There was nothing that I could say in response to that. I kept trying to think of some other option that she hadn’t seen, some other way, but all I really had to offer was optimism that I didn’t actually feel. I handed the jar over to her and watched as she extracted Poul’s soul.

“So now he’s going to have his soul destroyed,” I said slowly.

Amaryllis paused and looked at me with a frown. “Do you know why I trust you?” she asked.

I thought about my character sheet, and what it had to say about her.

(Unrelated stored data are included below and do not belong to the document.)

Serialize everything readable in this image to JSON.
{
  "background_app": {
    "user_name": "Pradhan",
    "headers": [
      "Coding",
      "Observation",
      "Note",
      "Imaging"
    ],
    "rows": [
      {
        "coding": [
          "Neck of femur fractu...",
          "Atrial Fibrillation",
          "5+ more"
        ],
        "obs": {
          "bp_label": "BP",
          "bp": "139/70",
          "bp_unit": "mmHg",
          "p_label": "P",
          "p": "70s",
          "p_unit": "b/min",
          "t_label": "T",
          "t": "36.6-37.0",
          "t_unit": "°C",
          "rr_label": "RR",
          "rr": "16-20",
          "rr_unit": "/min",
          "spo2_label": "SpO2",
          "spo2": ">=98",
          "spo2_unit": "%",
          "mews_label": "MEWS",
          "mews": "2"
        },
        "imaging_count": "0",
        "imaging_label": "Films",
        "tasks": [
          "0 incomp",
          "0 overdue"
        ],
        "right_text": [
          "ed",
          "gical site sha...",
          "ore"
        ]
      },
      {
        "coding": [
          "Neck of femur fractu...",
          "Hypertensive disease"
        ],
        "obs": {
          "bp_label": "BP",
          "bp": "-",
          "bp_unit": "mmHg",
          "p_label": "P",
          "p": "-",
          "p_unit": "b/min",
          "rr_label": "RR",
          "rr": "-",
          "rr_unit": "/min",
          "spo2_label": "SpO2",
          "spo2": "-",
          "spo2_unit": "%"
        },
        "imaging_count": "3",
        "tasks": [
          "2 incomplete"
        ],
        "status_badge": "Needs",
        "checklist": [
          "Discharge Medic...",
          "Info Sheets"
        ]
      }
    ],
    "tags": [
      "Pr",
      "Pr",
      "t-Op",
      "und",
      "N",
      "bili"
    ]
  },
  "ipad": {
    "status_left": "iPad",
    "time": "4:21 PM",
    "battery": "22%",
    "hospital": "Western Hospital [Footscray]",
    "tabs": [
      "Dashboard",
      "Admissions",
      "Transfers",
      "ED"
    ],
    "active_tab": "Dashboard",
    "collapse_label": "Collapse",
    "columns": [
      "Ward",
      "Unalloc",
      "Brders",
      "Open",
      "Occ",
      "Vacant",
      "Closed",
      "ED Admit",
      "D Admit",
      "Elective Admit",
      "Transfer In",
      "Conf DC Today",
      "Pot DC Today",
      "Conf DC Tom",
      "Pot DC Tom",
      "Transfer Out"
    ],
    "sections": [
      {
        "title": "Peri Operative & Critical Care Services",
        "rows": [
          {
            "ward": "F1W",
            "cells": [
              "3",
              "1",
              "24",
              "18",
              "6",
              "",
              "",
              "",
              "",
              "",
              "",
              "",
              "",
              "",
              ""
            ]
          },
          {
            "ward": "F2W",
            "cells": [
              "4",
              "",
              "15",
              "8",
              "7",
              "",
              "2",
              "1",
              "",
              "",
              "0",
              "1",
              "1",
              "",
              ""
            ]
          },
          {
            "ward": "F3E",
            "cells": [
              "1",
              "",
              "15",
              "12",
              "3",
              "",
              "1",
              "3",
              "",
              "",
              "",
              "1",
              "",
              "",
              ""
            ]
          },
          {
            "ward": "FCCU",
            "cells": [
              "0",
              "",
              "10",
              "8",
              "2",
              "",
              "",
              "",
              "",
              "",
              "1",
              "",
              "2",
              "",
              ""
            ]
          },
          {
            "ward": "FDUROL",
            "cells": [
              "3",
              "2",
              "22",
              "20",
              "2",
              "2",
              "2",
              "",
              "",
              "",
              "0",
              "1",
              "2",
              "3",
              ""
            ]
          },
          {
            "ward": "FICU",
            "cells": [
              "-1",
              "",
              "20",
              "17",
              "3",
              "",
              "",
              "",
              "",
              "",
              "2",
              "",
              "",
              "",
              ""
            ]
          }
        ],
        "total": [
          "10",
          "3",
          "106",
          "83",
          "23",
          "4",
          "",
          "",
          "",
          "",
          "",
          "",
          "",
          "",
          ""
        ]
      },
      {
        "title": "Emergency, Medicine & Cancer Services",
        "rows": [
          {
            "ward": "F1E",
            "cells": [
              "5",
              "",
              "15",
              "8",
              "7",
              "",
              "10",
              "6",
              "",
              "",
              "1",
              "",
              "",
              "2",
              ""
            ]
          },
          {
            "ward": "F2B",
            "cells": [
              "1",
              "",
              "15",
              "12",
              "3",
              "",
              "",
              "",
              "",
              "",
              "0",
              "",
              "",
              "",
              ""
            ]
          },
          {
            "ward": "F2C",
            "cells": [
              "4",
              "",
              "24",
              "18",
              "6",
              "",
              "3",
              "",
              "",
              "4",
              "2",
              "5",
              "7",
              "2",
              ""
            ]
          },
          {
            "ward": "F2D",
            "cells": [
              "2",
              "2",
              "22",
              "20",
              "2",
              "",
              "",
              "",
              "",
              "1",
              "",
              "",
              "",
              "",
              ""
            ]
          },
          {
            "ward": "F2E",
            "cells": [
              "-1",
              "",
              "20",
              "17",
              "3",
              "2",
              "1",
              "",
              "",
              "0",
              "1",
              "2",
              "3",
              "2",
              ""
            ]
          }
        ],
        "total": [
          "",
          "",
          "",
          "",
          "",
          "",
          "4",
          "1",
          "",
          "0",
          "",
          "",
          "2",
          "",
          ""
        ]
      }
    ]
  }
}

Loyalty 0. “Do you trust me?” I asked.

“Trust is a complex thing,” she said. “I do trust you though, at least to an extent, and hope that you continue to trust me too.” She let Poul’s soul fall into the jar with the others. (Quest Complete: Seven Bells for Seven Hells!) There were some differences, but they were nearly indistinguishable from one another. “You wouldn’t have done as I asked and returned here if you didn’t trust me. On some level you had considered the worst case option, where I killed you as soon as you came through the door.”

I hadn’t thought of that at all.

“The reason that I trust you is because you revealed that you were dream-skewered,” she said. “There are many stories that a covert agent might give, but it would never occur to the intelligence operations of the various kingdoms to present as so incredibly out of depth and without power. More to the point, there are perhaps a dozen covert agents in the entire world who could successfully fake both a profound ignorance of the world and a deep steeping in the history and culture of Earth.”

“I’m not sure what you’re getting at,” I said. My mind had drifted slightly while she talked as my eyes focused on the flawless curve of her collarbone.

“I know more of the dream-skewered than most,” said Amaryllis. “There was a time I took an interest in cosmology, and Earth was always one of the lingering questions in that field. That bit of ignorance you just displayed … that’s a trademark of Earth, a nearly sure proof of origin.” She held up the jar of souls. “You think that destruction of a soul is a bad thing.”

“It’s not?” I asked.

“Where do you believe people go when they die?” she asked me as she moved over to the soulcycle.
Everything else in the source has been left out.